Un corpo d’élite ha specificità addestrative proprie, ma alcuni denominatori comuni. In primo luogo, il carattere volontario dell’adesione: nessuno è stato obbligato a fare l’ardito o l’incursore, ma lo ha scelto ed è stato accettato dopo una selezione severa. In secondo luogo, l’intensità dell’addestramento, sia fisico sia militare: i corpi speciali si sottopongono a prove in condizioni estreme sconosciute agli altri reparti. In terzo luogo, la sicurezza in se stessi, la convinzione di essere superiore ai nemici. La quarta, lo spirito di corpo, i vincoli fortissimi tra i combattenti di uno stesso reparto, l’identificazione con il reparto stesso. Sono questi gli elementi che in guerra fanno la differenza

Quali sono a Suo avviso i corpi speciali migliori al mondo?

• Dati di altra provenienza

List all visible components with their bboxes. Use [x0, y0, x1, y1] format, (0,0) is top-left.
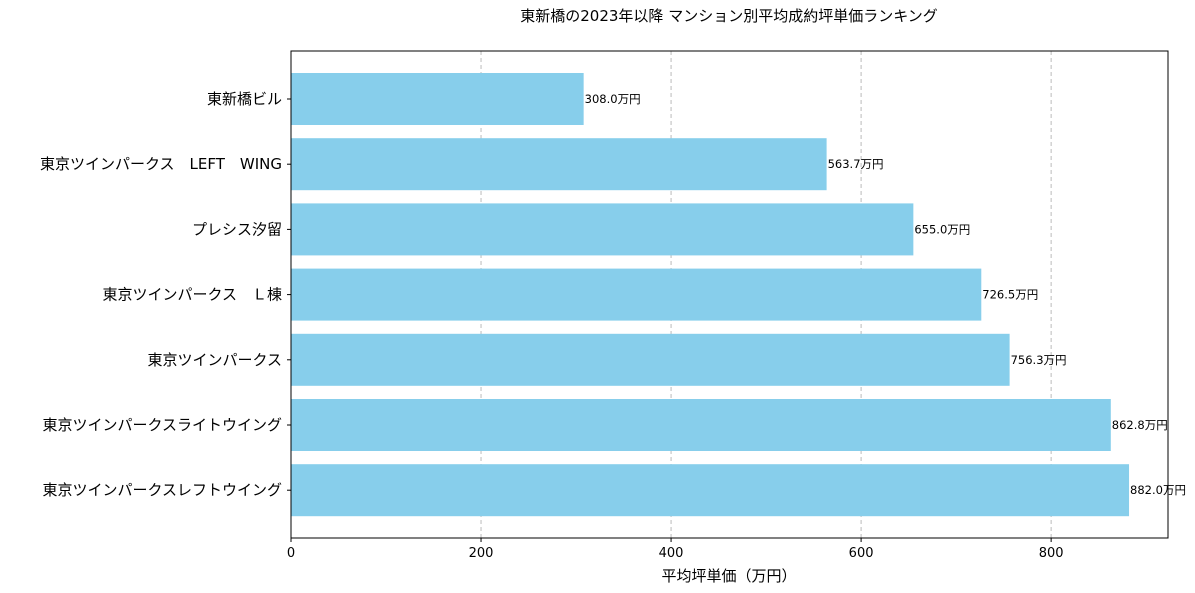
- x-axis-label: 平均坪単価（万円）: [661, 567, 796, 585]
- y-tick-label: 東京ツインパークスライトウイング: [42, 416, 282, 434]
- bar: [291, 203, 914, 256]
- data-label: 655.0万円: [914, 222, 970, 236]
- chart-title: 東新橋の2023年以降 マンション別平均成約坪単価ランキング: [520, 7, 938, 25]
- bar: [291, 73, 584, 125]
- x-tick-label: 800: [1039, 546, 1064, 561]
- data-label: 563.7万円: [828, 157, 884, 171]
- y-tick-label: 東京ツインパークス Ｌ棟: [102, 286, 282, 304]
- x-tick-label: 0: [287, 546, 295, 561]
- bar: [291, 464, 1130, 517]
- data-label: 726.5万円: [982, 288, 1038, 302]
- y-tick-label: 東京ツインパークス LEFT WING: [40, 155, 282, 173]
- x-tick-label: 600: [849, 546, 874, 561]
- bar: [291, 333, 1010, 386]
- data-label: 882.0万円: [1130, 483, 1186, 497]
- y-tick-label: 東京ツインパークスレフトウイング: [42, 481, 282, 499]
- data-label: 308.0万円: [585, 92, 641, 106]
- y-tick-label: 東新橋ビル: [207, 90, 282, 108]
- x-axis: 0 200 400 600 800: [287, 538, 1064, 561]
- y-tick-label: 東京ツインパークス: [147, 351, 282, 369]
- data-label: 756.3万円: [1011, 353, 1067, 367]
- bar: [291, 138, 827, 191]
- y-tick-label: プレシス汐留: [192, 220, 282, 238]
- bar: [291, 268, 982, 321]
- x-tick-label: 200: [469, 546, 494, 561]
- x-tick-label: 400: [659, 546, 684, 561]
- bar: [291, 399, 1111, 451]
- data-label: 862.8万円: [1112, 418, 1168, 432]
- bars: 308.0万円 563.7万円 655.0万円 726.5万円 756.3万円 862.8…: [291, 73, 1186, 517]
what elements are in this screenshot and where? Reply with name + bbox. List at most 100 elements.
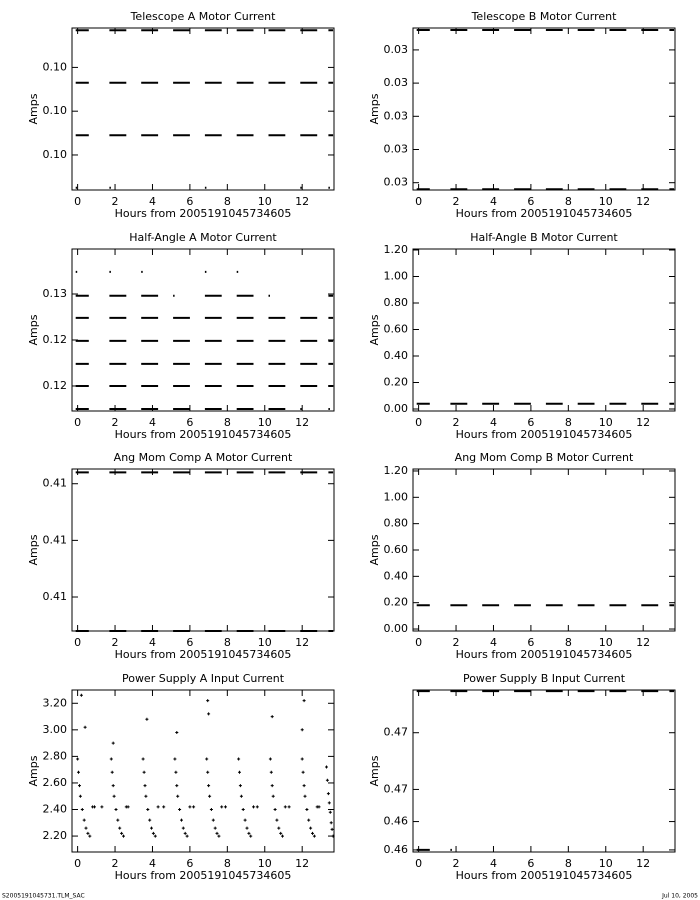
x-tick-label: 4	[490, 857, 497, 870]
x-tick-label: 8	[224, 195, 231, 208]
x-tick-label: 4	[149, 857, 156, 870]
y-tick-label: 1.00	[384, 269, 409, 282]
y-tick-label: 0.60	[384, 323, 409, 336]
y-tick-label: 0.47	[384, 726, 409, 739]
data-point	[211, 818, 215, 822]
y-tick-label: 1.00	[384, 490, 409, 503]
x-tick-label: 0	[415, 636, 422, 649]
data-point	[329, 821, 333, 825]
y-tick-label: 0.10	[43, 148, 68, 161]
y-axis-label: Amps	[27, 93, 40, 124]
data-point	[331, 834, 335, 838]
x-tick-label: 8	[224, 416, 231, 429]
data-point	[206, 699, 210, 703]
data-point	[207, 712, 211, 716]
data-point	[275, 818, 279, 822]
y-tick-label: 2.60	[43, 776, 68, 789]
data-point	[238, 784, 242, 788]
plot-frame	[71, 248, 335, 412]
x-tick-label: 12	[295, 195, 309, 208]
x-tick-label: 8	[224, 857, 231, 870]
data-point	[150, 826, 153, 830]
x-tick-label: 12	[636, 416, 650, 429]
x-axis-label: Hours from 2005191045734605	[456, 869, 633, 882]
x-axis-label: Hours from 2005191045734605	[456, 207, 633, 220]
data-point	[281, 834, 284, 838]
data-point	[111, 741, 115, 745]
y-tick-label: 2.40	[43, 803, 68, 816]
data-point	[146, 808, 150, 811]
data-point	[141, 757, 145, 761]
x-tick-label: 0	[74, 416, 81, 429]
x-tick-label: 0	[74, 636, 81, 649]
y-axis-label: Amps	[368, 93, 381, 124]
plot-frame	[71, 27, 335, 191]
y-tick-label: 3.20	[43, 696, 68, 709]
x-tick-label: 0	[74, 857, 81, 870]
x-tick-label: 6	[527, 195, 534, 208]
data-point	[151, 831, 155, 835]
data-point	[249, 834, 253, 838]
data-point	[277, 826, 281, 830]
x-tick-label: 10	[599, 195, 613, 208]
data-point	[252, 805, 255, 809]
data-point	[142, 770, 146, 774]
data-point	[109, 757, 113, 761]
y-tick-label: 0.40	[384, 349, 409, 362]
data-point	[237, 757, 241, 761]
x-axis-label: Hours from 2005191045734605	[115, 207, 292, 220]
x-axis-label: Hours from 2005191045734605	[456, 428, 633, 441]
y-tick-label: 0.00	[384, 402, 409, 415]
x-tick-label: 12	[295, 636, 309, 649]
data-point	[307, 818, 311, 822]
plot-frame	[71, 689, 335, 853]
data-point	[156, 805, 160, 809]
chart-title: Power Supply A Input Current	[122, 672, 285, 685]
data-point	[126, 805, 130, 809]
y-tick-label: 0.80	[384, 517, 409, 530]
data-point	[247, 831, 251, 835]
data-point	[270, 715, 274, 719]
x-tick-label: 2	[112, 416, 119, 429]
data-point	[255, 805, 259, 809]
data-point	[312, 834, 316, 838]
data-point	[215, 831, 219, 835]
x-tick-label: 10	[599, 416, 613, 429]
data-point	[116, 818, 120, 822]
y-tick-label: 0.03	[384, 143, 409, 156]
x-tick-label: 2	[112, 195, 119, 208]
data-point	[114, 808, 118, 811]
data-point	[88, 834, 92, 838]
data-point	[301, 770, 305, 774]
y-tick-label: 0.03	[384, 43, 409, 56]
plot-frame	[71, 468, 335, 632]
data-point	[213, 826, 217, 830]
data-point	[327, 801, 331, 805]
x-tick-label: 4	[149, 416, 156, 429]
data-point	[325, 778, 329, 782]
x-tick-label: 12	[295, 416, 309, 429]
x-tick-label: 6	[186, 636, 193, 649]
data-point	[303, 794, 307, 798]
data-point	[220, 805, 224, 809]
data-point	[100, 805, 104, 809]
data-point	[181, 826, 185, 830]
chart-title: Ang Mom Comp A Motor Current	[114, 451, 293, 464]
y-tick-label: 3.00	[43, 723, 68, 736]
x-tick-label: 12	[636, 636, 650, 649]
data-point	[192, 805, 196, 809]
data-point	[243, 818, 247, 822]
data-point	[77, 770, 80, 774]
y-axis-label: Amps	[27, 755, 40, 786]
x-tick-label: 4	[149, 636, 156, 649]
plot-frame	[412, 689, 676, 853]
data-point	[175, 784, 179, 788]
data-point	[317, 805, 321, 809]
data-point	[302, 784, 306, 788]
data-point	[122, 834, 125, 838]
y-tick-label: 0.12	[43, 379, 68, 392]
x-tick-label: 2	[453, 195, 460, 208]
x-tick-label: 6	[527, 857, 534, 870]
y-tick-label: 0.41	[43, 477, 68, 490]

Difficile fare una graduatoria di merito tra i corpi speciali del mondo, anche perché la loro attività è spesso “coperta” per ovvie ragioni di sicurezza. In generale, credo però si possa dire che i reparti delle nostre Forze Armate hanno un alto livello di addestramento e di affidabilità: non a caso, essi sono stati impiegati dalla Bosnia, al Kossovo all’Iraq, all’Afghanistan e anche in operazioni meno note, come Timor Est nel 1999 o nella Cirenaica nel 2012.